The SEED Foundation made considerable progress at fully integrating the academic and student life programs at SEED Public Charter School (SPCS). The boards for the Foundation and the school have continued to work to align strategic priorities, increasing focus on the use of data to improve outcomes. Other accomplishments include:
- Human Capital – Board and Management: Integration of a new head of school, under whom more emphasis is now placed on improving outcomes. The addition of a new, non-executive chair to the Foundation’s board, and the execution of an agreement by the board defining the relationship between the Foundation and SPCS.
- Outcomes Assessment: Establishment of an outcomes assessment system at both the school and Foundation that will ultimately permit a thorough evaluation and understanding of SEED’s model, paving the way for wider acceptance of the organization’s approach.
- Organizational Strength: Greater emphasis on teacher and staff retention, which has increased.
- Date, years, and stage of VPP Investment:
- June 2005; 4 years (complete)
- Capital committed and disbursed by VPP:
- $2,000,000 committed and funded
- Revenue increase and % budget growth:
- $750 thousand to $1.2 million — 60% in four years
- Leveraged funding:
- $10.5 million to $20.6 million - 95% increase in 4 years
- Expansion to new places and coverage:
- 1 new school in Baltimore
Growing Quality and Adapting to Challenges
In the late 1990s, two management consultants, Eric Adler and Raj Vinnakota, were introduced to each other and found they shared a passion for improving the educational opportunities of young people in low income communities.

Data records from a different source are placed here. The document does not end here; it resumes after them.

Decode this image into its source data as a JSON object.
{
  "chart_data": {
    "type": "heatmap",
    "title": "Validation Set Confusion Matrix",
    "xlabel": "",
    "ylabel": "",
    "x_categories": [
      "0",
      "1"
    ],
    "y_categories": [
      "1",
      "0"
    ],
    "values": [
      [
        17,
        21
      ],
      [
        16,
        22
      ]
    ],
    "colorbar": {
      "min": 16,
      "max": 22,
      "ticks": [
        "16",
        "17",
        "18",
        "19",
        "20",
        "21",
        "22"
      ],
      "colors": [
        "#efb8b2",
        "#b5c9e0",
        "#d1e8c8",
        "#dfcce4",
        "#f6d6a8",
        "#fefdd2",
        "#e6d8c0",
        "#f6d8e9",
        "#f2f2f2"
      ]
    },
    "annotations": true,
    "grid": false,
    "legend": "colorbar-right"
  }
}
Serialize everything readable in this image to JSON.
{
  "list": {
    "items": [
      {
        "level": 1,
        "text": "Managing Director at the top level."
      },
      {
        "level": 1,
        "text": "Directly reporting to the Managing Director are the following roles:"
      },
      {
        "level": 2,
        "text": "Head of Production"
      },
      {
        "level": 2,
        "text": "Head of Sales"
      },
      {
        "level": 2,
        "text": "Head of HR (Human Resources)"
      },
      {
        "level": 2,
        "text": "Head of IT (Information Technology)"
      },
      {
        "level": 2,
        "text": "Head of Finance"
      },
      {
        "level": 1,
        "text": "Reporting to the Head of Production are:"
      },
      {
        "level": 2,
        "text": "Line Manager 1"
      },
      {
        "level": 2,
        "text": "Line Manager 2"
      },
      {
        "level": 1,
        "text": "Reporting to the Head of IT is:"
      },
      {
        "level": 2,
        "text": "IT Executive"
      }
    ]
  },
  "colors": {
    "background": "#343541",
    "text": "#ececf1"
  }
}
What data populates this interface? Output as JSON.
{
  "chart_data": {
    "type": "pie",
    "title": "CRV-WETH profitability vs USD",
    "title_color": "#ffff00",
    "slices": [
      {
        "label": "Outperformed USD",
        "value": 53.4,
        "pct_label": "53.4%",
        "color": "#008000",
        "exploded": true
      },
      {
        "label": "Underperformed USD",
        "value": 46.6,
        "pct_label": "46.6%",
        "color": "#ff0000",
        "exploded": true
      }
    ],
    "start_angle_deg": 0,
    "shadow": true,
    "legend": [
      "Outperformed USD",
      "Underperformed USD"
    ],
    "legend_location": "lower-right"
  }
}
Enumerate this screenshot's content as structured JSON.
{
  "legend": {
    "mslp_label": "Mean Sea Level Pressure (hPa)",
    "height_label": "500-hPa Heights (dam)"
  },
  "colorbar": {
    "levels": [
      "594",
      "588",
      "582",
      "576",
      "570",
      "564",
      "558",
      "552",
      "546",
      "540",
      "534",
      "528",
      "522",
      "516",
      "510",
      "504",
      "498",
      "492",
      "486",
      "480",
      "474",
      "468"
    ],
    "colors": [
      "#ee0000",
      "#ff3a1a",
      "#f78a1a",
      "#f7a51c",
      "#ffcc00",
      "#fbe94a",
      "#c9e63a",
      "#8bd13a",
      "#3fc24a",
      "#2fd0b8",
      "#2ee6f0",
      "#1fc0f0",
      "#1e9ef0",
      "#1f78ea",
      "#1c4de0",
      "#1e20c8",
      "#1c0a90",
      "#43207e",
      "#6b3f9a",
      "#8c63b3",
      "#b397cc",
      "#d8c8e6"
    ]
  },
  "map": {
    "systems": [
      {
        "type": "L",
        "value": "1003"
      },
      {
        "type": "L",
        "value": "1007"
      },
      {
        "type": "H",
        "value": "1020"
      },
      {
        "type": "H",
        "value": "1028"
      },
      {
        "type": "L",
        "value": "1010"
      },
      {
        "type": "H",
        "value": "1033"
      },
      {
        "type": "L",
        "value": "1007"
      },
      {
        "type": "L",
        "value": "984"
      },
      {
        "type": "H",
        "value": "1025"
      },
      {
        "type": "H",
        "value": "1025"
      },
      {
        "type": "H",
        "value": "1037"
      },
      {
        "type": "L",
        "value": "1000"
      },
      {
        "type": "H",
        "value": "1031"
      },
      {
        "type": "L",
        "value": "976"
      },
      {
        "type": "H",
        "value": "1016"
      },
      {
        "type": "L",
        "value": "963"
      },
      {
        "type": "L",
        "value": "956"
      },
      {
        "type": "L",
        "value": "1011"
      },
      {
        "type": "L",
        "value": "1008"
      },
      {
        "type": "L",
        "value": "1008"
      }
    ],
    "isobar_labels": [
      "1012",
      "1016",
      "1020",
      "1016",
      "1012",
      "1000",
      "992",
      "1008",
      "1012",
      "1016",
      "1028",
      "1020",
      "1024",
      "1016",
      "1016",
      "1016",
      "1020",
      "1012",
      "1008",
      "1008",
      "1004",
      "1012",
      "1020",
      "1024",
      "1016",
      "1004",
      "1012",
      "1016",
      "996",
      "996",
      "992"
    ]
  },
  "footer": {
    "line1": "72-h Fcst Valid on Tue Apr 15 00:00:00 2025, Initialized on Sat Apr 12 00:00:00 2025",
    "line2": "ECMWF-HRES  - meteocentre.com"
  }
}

Both independently had the same idea about how to make it happen. “There are boarding schools for privileged kids, why not for the ones who need them the most?” Vinnakota recalls they asked. So the duo successfully lobbied the U.S. Congress and the Council of the District of Columbia to amend the education budget to provide additional operating funds for boarding charter schools in the District of Columbia. They also obtained a provisional charter from the District of Columbia Public Charter School Board.
In 1998, the District of Columbia Public Charter School Board granted a charter to The SEED School of Washington, DC. The same year, the Bank of America committed a $7.6 million loan to SEED, the largest loan ever made to a U.S. charter school managed by a not-for-profit institution, The SEED Foundation. In 1999, Raj and Eric raised an additional $4 million in commitments. In 2000, because of these individuals’ and foundations’ gifts, groundbreaking on the new SEED school campus was possible.
By 2003, the SEED School of Washington, DC was at full capacity with 320 students. Over $20 million had been raised to expand the campus to its full size and grow the student body to its capacity, which also ensured that the public revenues from local and federal funds met the operating expenses and debt service requirements for the school. In 2004, SEED welcomed its first graduating class, 100 percent of whom were admitted to college. The school continued to grow.
The SEED Foundation had plans to expand and open another school in the District as well as in other areas. But things did not go as planned.